ABBEYFEALE, CO. LIMERICK - The May Bank Holiday weekend in Ireland had glorious summer weather all over Ireland, and according to an ad from Bord Failte, I could have gone in 10 directions to kick off the Irish festival season and get my fill of traditional music, song or dance.
But the Fleadh by the Feale in the West Limerick border town of Abbeyfeale became my destination of choice based on raves from a Pearl River family who hailed from Moyvane, just over the Kerry border.
Increasingly in recent years, I am becoming more aware of the musical and cultural allure of the West Limerick region which has been overshadowed by the more dominant counties of Clare, Kerry and Cork, the latter two sharing the musical heritage of the lively Sliabh Luachra polkas and slides with the western edge of Limerick County.
Though the summer sun was blazing outside, I set off for the famous house for music near the town's crossroads and square where later on a "bones competition would be a focal point.
Murphy's Pub was established decades ago by Dan and Maureen Murphy, and traditional music and musicians were welcomed into the establishment down through the years. Dan is an accordion player who met and married the Mrs. in Birmingham, where she was teaching Irish step dancing.
They moved back to Abbeyfeale to live in 1975 and now their son, Kevin, who also plays the bouzouki, runs the pub while they sit back and enjoy the craic.
Maureen also plays an active role in running the annual Bank Holiday Festival, especially at the gig rig in the square where the bones competition was held. In between she can be found as the primary cheerleader for the in-house sessions where on the Monday, an outstanding one began in mid-afternoon.
Alongside her sat her son Donal Murphy, whom many of our readers known from his work (or is it play?) with Sliabh Notes with Matt Cranitch and Tommy O'Sullivan and also Four Men and a Dog, and daughter Eilish who played the flute, and granddaughter Melanie (Donal's daughter) who played the fiddle while grandma beamed.

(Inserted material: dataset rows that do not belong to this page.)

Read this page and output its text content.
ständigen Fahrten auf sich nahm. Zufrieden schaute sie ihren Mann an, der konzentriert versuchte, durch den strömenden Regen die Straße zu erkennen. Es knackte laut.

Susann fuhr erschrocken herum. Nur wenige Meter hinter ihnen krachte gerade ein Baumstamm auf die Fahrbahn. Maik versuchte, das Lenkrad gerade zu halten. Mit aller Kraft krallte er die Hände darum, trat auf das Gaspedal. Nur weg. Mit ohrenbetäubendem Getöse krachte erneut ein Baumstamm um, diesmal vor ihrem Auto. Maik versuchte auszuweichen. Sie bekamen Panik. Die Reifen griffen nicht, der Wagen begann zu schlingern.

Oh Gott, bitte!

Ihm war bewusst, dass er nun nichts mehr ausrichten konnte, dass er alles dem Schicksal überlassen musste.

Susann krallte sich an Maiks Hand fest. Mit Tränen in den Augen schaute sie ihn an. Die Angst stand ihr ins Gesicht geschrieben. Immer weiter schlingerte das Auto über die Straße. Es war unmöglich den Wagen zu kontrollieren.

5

Sandwiched between Donal and another great box-player Derek Hickey was local fiddler Diarmuid O'Brien. The legendary Steve Cooney accompanied them in a session kept percolating all afternoon well into the evening hours because, as Mrs. Murphy said, "they're taking drink so they are here for the kill."

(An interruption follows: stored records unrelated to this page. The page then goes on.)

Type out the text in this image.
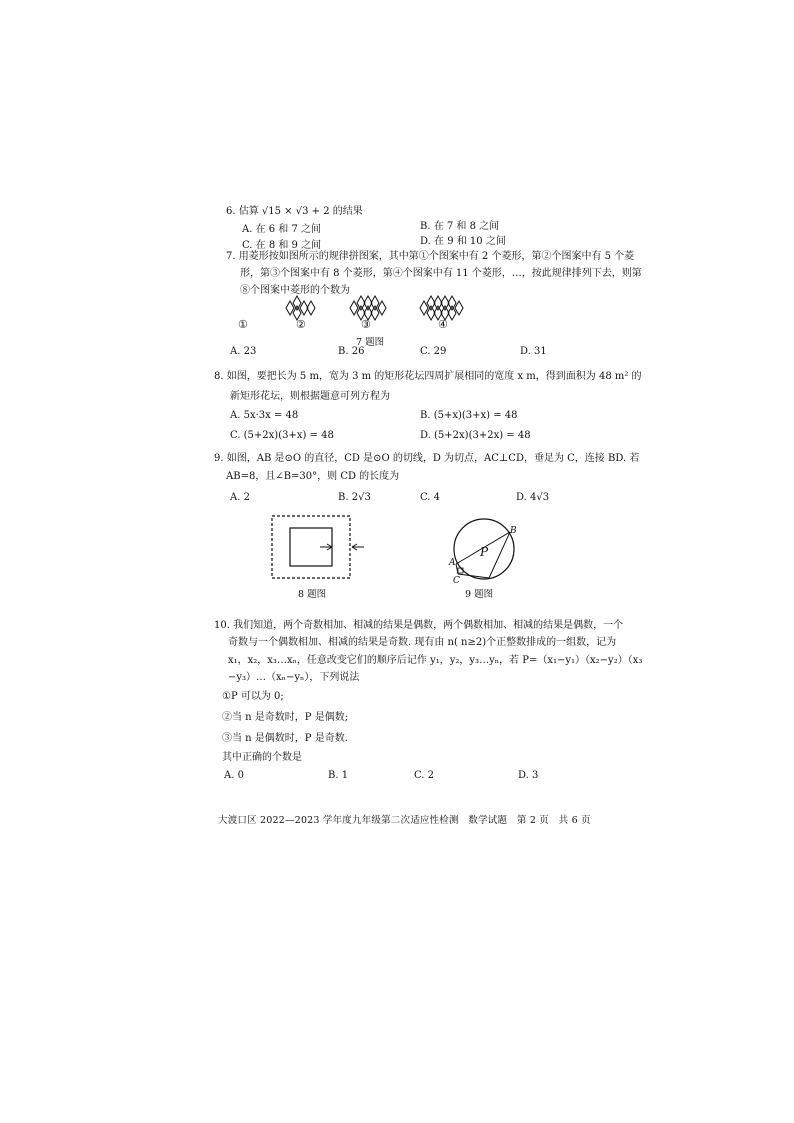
6. 估算 √15 × √3 + 2 的结果
A. 在 6 和 7 之间	B. 在 7 和 8 之间
C. 在 8 和 9 之间	D. 在 9 和 10 之间
7. 用菱形按如图所示的规律拼图案，其中第①个图案中有 2 个菱形，第②个图案中有 5 个菱
形，第③个图案中有 8 个菱形，第④个图案中有 11 个菱形，…，按此规律排列下去，则第
⑧个图案中菱形的个数为
①	②	③	④
7 题图
A. 23	B. 26	C. 29	D. 31
8. 如图，要把长为 5 m，宽为 3 m 的矩形花坛四周扩展相同的宽度 x m，得到面积为 48 m² 的
新矩形花坛，则根据题意可列方程为
A. 5x·3x = 48	B. (5+x)(3+x) = 48
C. (5+2x)(3+x) = 48	D. (5+2x)(3+2x) = 48
9. 如图，AB 是⊙O 的直径，CD 是⊙O 的切线，D 为切点，AC⊥CD，垂足为 C，连接 BD. 若
AB=8，且∠B=30°，则 CD 的长度为
A. 2	B. 2√3	C. 4	D. 4√3
8 题图
A
B
C
P
9 题图
10. 我们知道，两个奇数相加、相减的结果是偶数，两个偶数相加、相减的结果是偶数，一个
奇数与一个偶数相加、相减的结果是奇数. 现有由 n( n≥2)个正整数排成的一组数，记为
x₁，x₂，x₃…xₙ，任意改变它们的顺序后记作 y₁，y₂，y₃…yₙ，若 P=（x₁−y₁）（x₂−y₂）（x₃
−y₃）…（xₙ−yₙ），下列说法
①P 可以为 0;
②当 n 是奇数时，P 是偶数;
③当 n 是偶数时，P 是奇数.
其中正确的个数是
A. 0	B. 1	C. 2	D. 3
大渡口区 2022—2023 学年度九年级第二次适应性检测　数学试题　第 2 页　共 6 页
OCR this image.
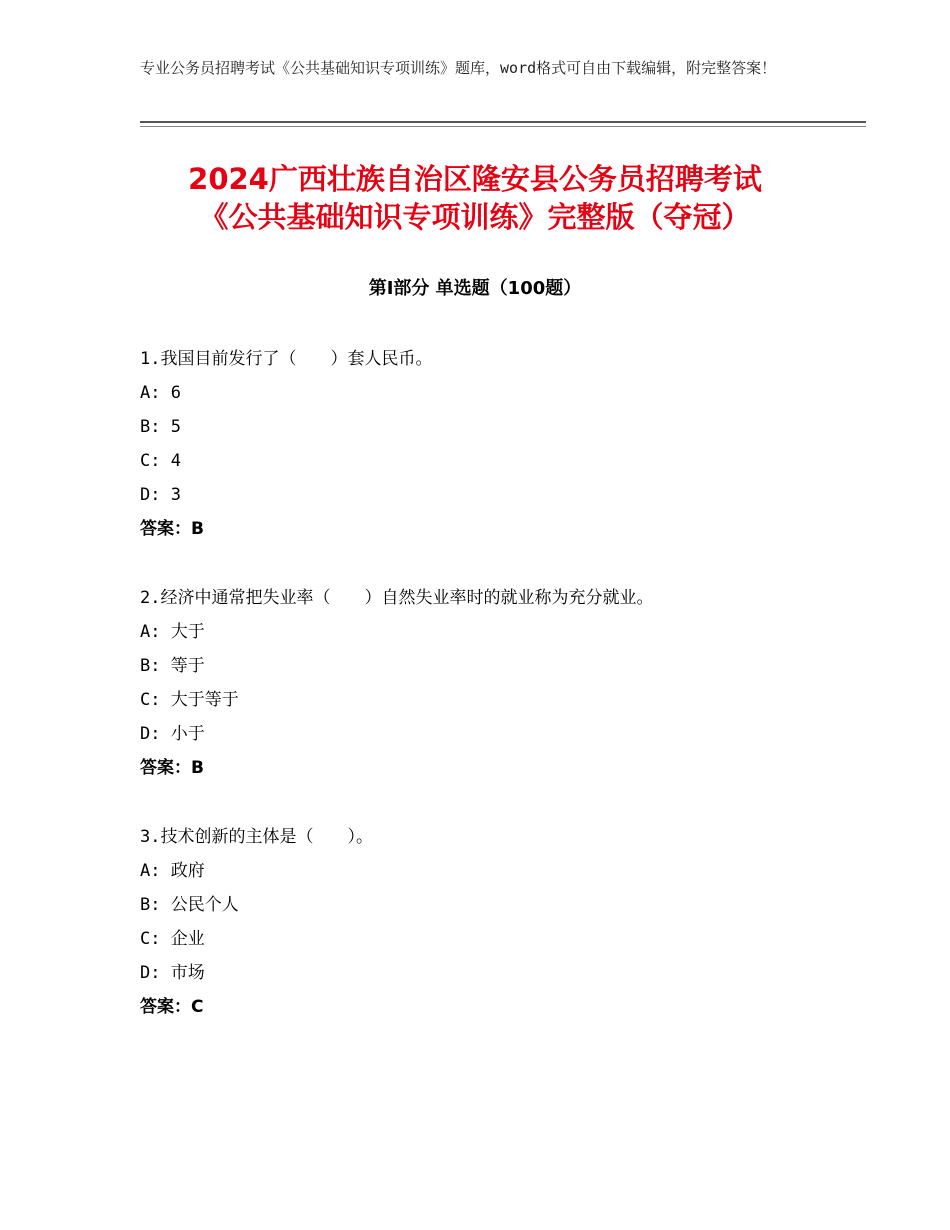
专业公务员招聘考试《公共基础知识专项训练》题库，word格式可自由下载编辑，附完整答案！
2024广西壮族自治区隆安县公务员招聘考试
《公共基础知识专项训练》完整版（夺冠）
第Ⅰ部分 单选题（100题）
1.我国目前发行了（　　）套人民币。
A: 6
B: 5
C: 4
D: 3
答案：B
2.经济中通常把失业率（　　）自然失业率时的就业称为充分就业。
A: 大于
B: 等于
C: 大于等于
D: 小于
答案：B
3.技术创新的主体是（　　）。
A: 政府
B: 公民个人
C: 企业
D: 市场
答案：C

Fiddler O'Brien from nearby Glin is related to the late Martin Mulvihill and his son Brendan, and also a cousin to Margie Mulvihill, the flute player who tipped me off to this wonderful part of the world.
A couple of years ago, he recorded a CD, Cairde Cairdin, (www.diarmuidobrien.com) which features many of the marvelous box players in the locality, so he was well able to hang with Murphy and Hickey this day as they played one gorgeous set of tunes after another where the boxes not only sang in harmony but danced to a lovely tempo.
Today's Ireland requires you to pace the pint consumption, so grabbing a bit of fresh air while the sun still shone gloriously on the Abbeyfeale streets allowed me to have a sup of tea with another box player, Mick Mulcahy, originally from Brosna, Co. Kerry who now lived in the town.
Then I met Con Herbert -- you guessed it, another box player -- for a meal at Leens Hotel centered in the town diagonally across from the square and then we went back to Murphys for the last hurrah and my last pint of the black stuff this trip.
Another Mulcahy, Pat (Mick's brother who shared All-Ireland status with him in the Brosna Ceili Band of yesteryear) with the Allow Ceili Band had summoned a "shape-up" ceili band to have a few tunes mustering 13 musicians to close out the holiday weekend.
I noted three more accordions in the frenzied session scrum, and I asked Pat if there was any limit on the number of accordion players who could sit in. Without skipping a beat he said, "We could do with a few more."
And you know, with the music that I heard in one magic 24-hour spell in Abbeyfeale featuring some exceptional box playing, he was right. The tradition has been holding here as strongly as the other hotbeds around Ireland, even if most of us aren't as aware of it as we should be.
It is simply another case of the unfamiliar road in Ireland leading to pleasant surprises that last a lifetime if you allow yourself to take it.